Sur le non-étant ou sur la nature : le titre conservé par Sextus Empiricus au traité de Gorgias est provocant. C’est le titre même donné aux écrits de presque tous les philosophes pré-socratiques qui composèrent un traité Sur la nature. Mais c’en est aussi l’exact renversement puisque tous ces physiciens, ou physiologues, et entre tous Parménide, désignent par nature, comme Heidegger ne cesse de le souligner, ce qui croît et vient ainsi à la présence : l’étant. Ainsi l’identité de l’intitulé accompagne le renversement le plus extrême : parler de la nature, ce n’est pas, comme ils croient tous, parler de l’étant, mais bien plutôt traiter du non-étant ; c’est ce qui n’est pas qui est à même de pousser. Le Traité de Gorgias, en cela paradigmatique de la sophistique, se laisse entendre seulement comme un discours second critique d’un discours premier déjà tenu, en l’occurrence le Poème de Parménide, gros de toute l’ontologie platonico-aristotélicienne sur laquelle nous vivons.
« Rien n’est. » « Si c’est, c’est inconnaissable » (ou, dans la version de Sextus, « ce ne peut être appréhendé par l’homme »). « Si c’est et si c’est connaissable, ce ne peut être montré aux autres » (ou : « formulé et expliqué à son prochain »). Après le titre, c’est le geste discursif de Gorgias qui s’inscrit en faux contre l’épanouissement du poème. Au lieu de l’autodéploiement du « est » dans la plénitude sphérique de son identité présente et présentée (fr. 1 à 8), au lieu peut-être de sa perte à travers le monde des hommes et leurs opinions et de son regain dans un cosmos enrichi tout plein de pensée (fr. 16, et l’ordre tout hégélien des fragments proposés par les éditeurs), au lieu donc de la « nature » comme progrès, cumul identitaire, simple ou dialectique, le traité présente une structure de recul qui dépense d’emblée la thèse maximale, puis s’amenuise selon les caractéristiques de l’antilogie, de la défense, du discours encore et toujours second. Freud l’a magistralement répété – on résiste difficile à le répéter encore – A a emprunté à B un chaudron de cuivre ; lorsqu’il le rend, B se plaint de ce que le chaudron a un grand trou qui le met hors d’usage. Voici la défense de A : 1. Je n’ai jamais emprunté de chaudron à B. 2. Il avait un trou quand je l’ai emprunté. 3. J’ai rendu le chaudron intact.

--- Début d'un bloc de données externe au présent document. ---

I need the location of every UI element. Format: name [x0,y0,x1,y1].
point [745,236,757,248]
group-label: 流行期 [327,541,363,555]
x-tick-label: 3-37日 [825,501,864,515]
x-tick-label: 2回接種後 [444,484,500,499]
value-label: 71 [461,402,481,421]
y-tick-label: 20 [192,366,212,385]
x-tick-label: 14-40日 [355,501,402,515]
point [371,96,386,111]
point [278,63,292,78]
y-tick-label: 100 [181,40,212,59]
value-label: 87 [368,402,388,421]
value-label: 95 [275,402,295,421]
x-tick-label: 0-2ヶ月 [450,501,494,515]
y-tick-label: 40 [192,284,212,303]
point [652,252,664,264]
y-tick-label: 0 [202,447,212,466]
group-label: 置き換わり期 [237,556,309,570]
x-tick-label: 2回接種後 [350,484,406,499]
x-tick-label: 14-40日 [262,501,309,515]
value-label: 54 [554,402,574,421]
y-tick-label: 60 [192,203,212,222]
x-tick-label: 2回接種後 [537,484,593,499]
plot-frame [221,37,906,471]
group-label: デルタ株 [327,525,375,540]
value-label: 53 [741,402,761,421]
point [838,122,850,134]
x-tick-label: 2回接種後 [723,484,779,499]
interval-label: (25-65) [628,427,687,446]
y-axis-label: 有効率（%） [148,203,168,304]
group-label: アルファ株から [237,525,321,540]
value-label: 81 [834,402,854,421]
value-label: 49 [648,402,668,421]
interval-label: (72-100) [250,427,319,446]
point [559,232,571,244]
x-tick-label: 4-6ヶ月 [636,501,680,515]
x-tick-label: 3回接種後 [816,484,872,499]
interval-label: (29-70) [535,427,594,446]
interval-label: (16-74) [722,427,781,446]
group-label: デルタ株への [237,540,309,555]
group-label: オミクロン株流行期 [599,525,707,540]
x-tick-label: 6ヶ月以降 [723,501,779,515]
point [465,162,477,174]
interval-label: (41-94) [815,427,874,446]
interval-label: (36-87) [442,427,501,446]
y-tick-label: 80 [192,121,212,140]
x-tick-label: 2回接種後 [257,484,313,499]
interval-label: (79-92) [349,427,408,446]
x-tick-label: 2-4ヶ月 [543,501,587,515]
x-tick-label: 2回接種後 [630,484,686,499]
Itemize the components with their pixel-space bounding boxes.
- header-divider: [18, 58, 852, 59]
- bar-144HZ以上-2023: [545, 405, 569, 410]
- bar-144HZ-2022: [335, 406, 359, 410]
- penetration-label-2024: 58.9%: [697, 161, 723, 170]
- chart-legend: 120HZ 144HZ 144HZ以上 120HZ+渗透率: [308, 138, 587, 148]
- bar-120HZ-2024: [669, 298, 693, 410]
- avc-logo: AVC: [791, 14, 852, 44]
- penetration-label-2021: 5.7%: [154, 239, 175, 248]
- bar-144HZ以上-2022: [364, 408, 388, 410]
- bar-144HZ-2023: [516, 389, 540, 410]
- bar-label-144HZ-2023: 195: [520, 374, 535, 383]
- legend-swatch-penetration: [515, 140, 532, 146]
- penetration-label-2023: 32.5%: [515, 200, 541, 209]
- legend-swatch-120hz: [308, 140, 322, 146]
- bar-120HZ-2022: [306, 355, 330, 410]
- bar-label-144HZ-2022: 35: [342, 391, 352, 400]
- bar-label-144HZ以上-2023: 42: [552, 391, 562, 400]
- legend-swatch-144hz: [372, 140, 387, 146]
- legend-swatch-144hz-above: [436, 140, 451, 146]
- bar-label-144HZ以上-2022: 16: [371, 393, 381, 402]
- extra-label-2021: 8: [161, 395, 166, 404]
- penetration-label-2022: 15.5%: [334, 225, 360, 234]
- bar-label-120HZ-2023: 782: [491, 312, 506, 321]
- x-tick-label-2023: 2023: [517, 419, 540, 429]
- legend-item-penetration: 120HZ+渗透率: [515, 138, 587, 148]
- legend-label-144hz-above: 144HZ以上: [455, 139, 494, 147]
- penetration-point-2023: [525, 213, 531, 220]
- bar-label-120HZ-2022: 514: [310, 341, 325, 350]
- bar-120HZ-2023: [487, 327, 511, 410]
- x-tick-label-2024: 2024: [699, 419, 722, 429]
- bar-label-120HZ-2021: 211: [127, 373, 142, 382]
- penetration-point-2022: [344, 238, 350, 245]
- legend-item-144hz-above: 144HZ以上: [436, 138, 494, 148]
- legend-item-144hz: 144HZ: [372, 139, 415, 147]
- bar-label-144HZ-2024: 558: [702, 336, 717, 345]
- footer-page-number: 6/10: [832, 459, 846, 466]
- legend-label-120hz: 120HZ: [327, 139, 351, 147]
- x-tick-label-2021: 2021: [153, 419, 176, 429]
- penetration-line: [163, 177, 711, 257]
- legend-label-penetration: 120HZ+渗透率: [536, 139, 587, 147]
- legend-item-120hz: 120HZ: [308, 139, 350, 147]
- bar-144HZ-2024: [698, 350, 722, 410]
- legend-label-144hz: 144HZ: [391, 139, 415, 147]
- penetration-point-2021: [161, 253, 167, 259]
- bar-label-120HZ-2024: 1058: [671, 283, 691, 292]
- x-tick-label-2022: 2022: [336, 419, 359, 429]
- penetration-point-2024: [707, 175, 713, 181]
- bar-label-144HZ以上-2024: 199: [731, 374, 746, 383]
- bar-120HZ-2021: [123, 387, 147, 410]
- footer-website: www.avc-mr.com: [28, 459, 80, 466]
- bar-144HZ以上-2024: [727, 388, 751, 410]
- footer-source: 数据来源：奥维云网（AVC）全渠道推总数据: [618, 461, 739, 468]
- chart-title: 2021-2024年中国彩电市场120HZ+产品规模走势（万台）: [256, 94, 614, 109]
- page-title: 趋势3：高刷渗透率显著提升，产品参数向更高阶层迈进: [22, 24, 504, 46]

Après le titre et la série, c’est enfin chacune des trois thèses de Gorgias qui se présente à son tour comme un renversement ironique ou grossier du Parménide scolaire dont tout un chacun, de Platon jusqu’à nos jours, a dû retenir : d’abord qu’il y a de l’être puisque l’être est et le non-être n’est pas ; ensuite que cet être est par essence inconnaissable, puisque être et penser sont une seule et même chose ; moyennant quoi la philosophie, et plus particulièrement cette philosophie première qu’on nomma métaphysique, a pu s’engager tout naturellement sur son chemin : connaître l’être en tant qu’être, et se monnayer en doctrines, disciples et écoles. Être, connaître, transmettre : n’est pas, n’est pas connaissable, n’est pas transmissible.
Or cette série de renversements n’intervient pas dans l’extérieur comme un tour de passe-passe arbitraire. Au contraire, elle tient au Poème lui-même et s’effectue de par sa seule répétition, par sa prise au mot. Comme le constatera à son tour l’Étranger du Sophiste à propos de l’interdit parménidéen, c’est en effet l’énoncé qui est à lui-même son propre démenti. Tout le travail de Gorgias consiste à rendre manifeste que le poème ontologie est déjà en soi un discours sophistique, et même, la philosophia perennis tout entière est là pour en témoigner, le plus efficace de tous les discours sophistiques possibles. En d’autres termes, la sophistique est une autre sorte de poésie, poésie de grammairien peut-être, qui s’efforce de dévoiler les mécanismes de la grâce efficace du langage.